À distância, parecem manequins femininos retratando, fielmente, hábitos e vestes dos séculos XVIII e XIX, período áureo da produção cafeeira brasileira. Uma chegadinha mais perto é sinônimo de susto: o corpo das moçoilas e as vestimentas que as cobrem são de papel-jornal. Adornos e jóias, por sua vez, são gestados com grãos e pó de café.
Eis a essência de uma exposição, no mínimo, instigante. «As Damas do Ouro Castanho» revela o talento do artista plástico belo-horizontino Geraldo Cézanne. Os 20 belos trabalhos podem ser vistos de hoje até domingo, no foyer do Grande Teatro do Palácio das Artes. A partir de segunda-feira, até o final do ano, a mostra ganha caráter itinerante, devendo ser apreciada em nada menos que 300 endereços, entre supermercados, escolas e farmácias _ nos moldes da «Cow Parade», exposição pública de intervenções estéticas em vaquinhas, que causou frisson no primeiro semestre do ano passado. É claro, as esculturas de Cézanne não vão ficar no meio da rua, mas em lugares cobertos, de modo a preservar o perecível material.
Formado pela Escola Guignard em 2000, Geraldo Cézanne é apaixonado pelo objeto de natureza escultórica. «Sempre gostei de esculturas, principalmente as femininas», conta o artista, que explica as razões que o levaram a criar suas obras utilizando o jornal. «É um material efêmero, e minha intenção era poder perenizar este efêmero de alguma forma; nada melhor que o jornal, que a gente lê e joga fora no dia seguinte».
A mostra integra iniciativa mais ampla, o projeto «Fino Estilo da Arte», que conta, de modo didático, a história do café no Brasil, do apogeu, no século XVIII, à decadência nos anos 20 do século XX, principalmente após a traumática quebra da Bolsa de Nova Iorque, em outubro de 1929, causando perdas e danos em muitos países.
Geraldo Cézanne, cujo nome artístico homenageia o pintor impressionista europeu, salienta o caráter historiográfico de suas esculturas em tamanho natural. «Estudei bastante a história do café no Brasil, principalmente o seu reflexo no comportamento da época. E nada melhor que o vestuário para poder mostrar esta influência».

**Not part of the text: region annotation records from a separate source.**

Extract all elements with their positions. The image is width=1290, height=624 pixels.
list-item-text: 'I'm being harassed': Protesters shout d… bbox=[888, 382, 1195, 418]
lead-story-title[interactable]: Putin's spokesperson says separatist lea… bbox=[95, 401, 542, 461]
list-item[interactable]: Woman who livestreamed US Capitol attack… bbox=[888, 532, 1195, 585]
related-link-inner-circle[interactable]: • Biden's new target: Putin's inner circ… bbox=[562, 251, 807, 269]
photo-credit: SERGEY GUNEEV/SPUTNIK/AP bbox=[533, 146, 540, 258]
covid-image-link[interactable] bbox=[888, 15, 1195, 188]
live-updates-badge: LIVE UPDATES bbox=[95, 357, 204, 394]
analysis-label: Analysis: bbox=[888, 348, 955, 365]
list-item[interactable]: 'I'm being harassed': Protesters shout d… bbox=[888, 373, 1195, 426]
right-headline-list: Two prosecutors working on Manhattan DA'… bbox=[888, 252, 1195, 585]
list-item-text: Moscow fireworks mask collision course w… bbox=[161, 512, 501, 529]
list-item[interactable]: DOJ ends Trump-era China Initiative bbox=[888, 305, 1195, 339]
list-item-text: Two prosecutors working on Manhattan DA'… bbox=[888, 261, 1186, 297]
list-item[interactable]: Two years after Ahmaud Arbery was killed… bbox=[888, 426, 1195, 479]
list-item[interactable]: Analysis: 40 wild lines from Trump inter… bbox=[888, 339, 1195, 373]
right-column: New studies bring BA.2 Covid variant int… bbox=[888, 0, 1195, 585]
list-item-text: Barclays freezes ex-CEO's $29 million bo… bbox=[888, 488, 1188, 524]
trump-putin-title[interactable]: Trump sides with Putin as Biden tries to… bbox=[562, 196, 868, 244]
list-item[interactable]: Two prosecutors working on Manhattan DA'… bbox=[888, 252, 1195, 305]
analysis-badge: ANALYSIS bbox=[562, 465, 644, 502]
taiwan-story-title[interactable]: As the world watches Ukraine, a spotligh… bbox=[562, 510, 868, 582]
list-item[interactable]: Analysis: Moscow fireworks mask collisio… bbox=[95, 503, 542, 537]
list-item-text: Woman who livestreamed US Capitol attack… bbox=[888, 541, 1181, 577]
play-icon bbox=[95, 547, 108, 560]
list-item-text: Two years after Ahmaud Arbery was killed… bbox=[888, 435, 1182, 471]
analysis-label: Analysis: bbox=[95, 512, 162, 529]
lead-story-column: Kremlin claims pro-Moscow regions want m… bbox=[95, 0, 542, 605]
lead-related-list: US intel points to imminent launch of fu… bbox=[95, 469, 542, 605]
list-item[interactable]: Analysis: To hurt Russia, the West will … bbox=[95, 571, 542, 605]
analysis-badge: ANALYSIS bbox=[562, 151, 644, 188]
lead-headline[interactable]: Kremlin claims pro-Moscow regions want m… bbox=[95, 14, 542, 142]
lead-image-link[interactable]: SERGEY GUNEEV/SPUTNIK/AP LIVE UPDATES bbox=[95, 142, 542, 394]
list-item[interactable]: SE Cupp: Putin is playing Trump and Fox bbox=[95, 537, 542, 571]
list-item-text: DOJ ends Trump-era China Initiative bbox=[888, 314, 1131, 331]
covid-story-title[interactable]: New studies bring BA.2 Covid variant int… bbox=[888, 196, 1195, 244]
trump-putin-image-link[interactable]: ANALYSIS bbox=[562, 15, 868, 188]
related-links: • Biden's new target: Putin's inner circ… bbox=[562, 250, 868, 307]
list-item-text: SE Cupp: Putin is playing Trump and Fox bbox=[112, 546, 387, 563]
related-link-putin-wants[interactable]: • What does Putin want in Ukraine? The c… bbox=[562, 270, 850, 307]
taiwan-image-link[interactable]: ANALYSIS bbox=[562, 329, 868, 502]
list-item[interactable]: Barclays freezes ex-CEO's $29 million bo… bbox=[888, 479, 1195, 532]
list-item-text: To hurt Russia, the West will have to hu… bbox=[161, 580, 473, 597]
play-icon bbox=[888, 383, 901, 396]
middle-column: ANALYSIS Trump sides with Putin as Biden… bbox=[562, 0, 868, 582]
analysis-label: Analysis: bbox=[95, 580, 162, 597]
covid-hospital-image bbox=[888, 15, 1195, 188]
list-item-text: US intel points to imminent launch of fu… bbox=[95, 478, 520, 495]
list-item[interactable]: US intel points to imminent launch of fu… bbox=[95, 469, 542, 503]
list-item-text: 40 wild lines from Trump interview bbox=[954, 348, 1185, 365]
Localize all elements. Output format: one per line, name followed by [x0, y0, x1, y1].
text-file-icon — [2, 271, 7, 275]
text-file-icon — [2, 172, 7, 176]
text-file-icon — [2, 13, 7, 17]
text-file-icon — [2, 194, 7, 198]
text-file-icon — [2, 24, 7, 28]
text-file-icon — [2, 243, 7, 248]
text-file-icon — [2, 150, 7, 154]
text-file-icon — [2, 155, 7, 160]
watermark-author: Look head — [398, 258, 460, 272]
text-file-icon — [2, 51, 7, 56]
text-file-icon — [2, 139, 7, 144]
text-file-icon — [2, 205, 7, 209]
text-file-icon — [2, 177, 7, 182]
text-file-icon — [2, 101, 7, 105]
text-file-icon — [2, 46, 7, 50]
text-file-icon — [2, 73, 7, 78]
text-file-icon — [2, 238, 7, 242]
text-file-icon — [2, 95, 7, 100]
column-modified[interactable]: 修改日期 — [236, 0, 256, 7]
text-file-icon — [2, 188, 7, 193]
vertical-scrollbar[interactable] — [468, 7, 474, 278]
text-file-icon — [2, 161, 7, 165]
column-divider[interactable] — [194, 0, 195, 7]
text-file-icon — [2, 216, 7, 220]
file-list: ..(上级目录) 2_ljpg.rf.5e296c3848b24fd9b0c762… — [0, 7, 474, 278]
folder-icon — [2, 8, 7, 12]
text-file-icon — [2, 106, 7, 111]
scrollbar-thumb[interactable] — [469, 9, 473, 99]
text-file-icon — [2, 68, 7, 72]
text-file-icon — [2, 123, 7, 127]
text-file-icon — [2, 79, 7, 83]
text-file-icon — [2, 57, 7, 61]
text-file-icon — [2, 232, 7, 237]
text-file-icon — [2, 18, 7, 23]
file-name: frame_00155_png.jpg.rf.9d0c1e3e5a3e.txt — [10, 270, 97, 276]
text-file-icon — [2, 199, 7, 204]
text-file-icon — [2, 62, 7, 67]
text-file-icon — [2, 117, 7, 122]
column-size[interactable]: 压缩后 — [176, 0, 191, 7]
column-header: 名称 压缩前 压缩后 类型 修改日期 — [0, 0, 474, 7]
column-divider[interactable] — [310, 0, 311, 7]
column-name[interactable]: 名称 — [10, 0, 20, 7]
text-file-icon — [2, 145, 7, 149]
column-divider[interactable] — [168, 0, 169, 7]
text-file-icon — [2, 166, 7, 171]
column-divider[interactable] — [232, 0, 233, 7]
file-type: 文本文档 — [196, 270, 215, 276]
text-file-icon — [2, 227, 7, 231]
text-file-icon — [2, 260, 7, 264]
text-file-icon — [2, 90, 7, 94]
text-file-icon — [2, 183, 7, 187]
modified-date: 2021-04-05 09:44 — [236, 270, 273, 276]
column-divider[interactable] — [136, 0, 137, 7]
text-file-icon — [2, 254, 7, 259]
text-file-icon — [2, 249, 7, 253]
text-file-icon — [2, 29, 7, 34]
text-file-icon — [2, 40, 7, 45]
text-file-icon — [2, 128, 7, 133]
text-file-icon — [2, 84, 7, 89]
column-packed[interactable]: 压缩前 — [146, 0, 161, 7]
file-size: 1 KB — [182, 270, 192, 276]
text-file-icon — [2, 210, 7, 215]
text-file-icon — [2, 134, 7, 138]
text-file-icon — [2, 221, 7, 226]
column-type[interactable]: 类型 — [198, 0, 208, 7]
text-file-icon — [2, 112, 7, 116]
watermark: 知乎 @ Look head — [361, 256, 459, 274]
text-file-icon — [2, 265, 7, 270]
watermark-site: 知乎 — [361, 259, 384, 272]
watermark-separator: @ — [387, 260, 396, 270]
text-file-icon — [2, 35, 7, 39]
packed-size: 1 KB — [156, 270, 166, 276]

Na visão do escultor, as obras apresentadas promovem fértil diálogo entre arte e moda, a partir da reflexão de natureza comportamental. «É um trabalho que está conectado também ao estilismo, embora eu não seja estilista. Sou um escultor que adora trabalhar com materiais não muito usuais», afirma Cézanne.
Curador da exposição e idealizador do projeto, Camilo Belchior lembra que apaixonou-se à primeira vista pelo trabalho de Cézanne, antes mesmo de conhecer fisicamente a obra. «Vi uma reprodução fotográfica e amei». Em seguida, ao organizar vitrina para uma loja, resolveu encomendar três esculturas de mulheres vestindo roupas de época. O público adorou, e vi que o artista tinha possibilidades de mostrar aquele trabalho de maneira mais ampla», considera Belchior.
A hora e a vez de Cézanne, o escultor belo-horizontino apaixonado pela arte do efêmero, parecem ter chegado. «Estou feliz porque o trabalho poderá ser visto e apreciado por muita gente, muito mais do que se estivesse exposto numa galeria».
E é bom ver logo, porque a durabilidade das obras, mesmo que bem cuidadas, é de até seis meses. Mas, assim como uma notícia boa, «elas vão durar na mente e no olhar das pessoas». É o que espera o nosso Cézanne.
«As Damas do Ouro Castanho» _ Mostra de esculturas do artista plástico Geraldo Cézanne. No Foyer do Grande Teatro do Palácio das Artes (Avenida Afonso Pena, 1537. Centro), de hoje a domingoi, de 10 às 20 horas. ENTRADA FRANCA.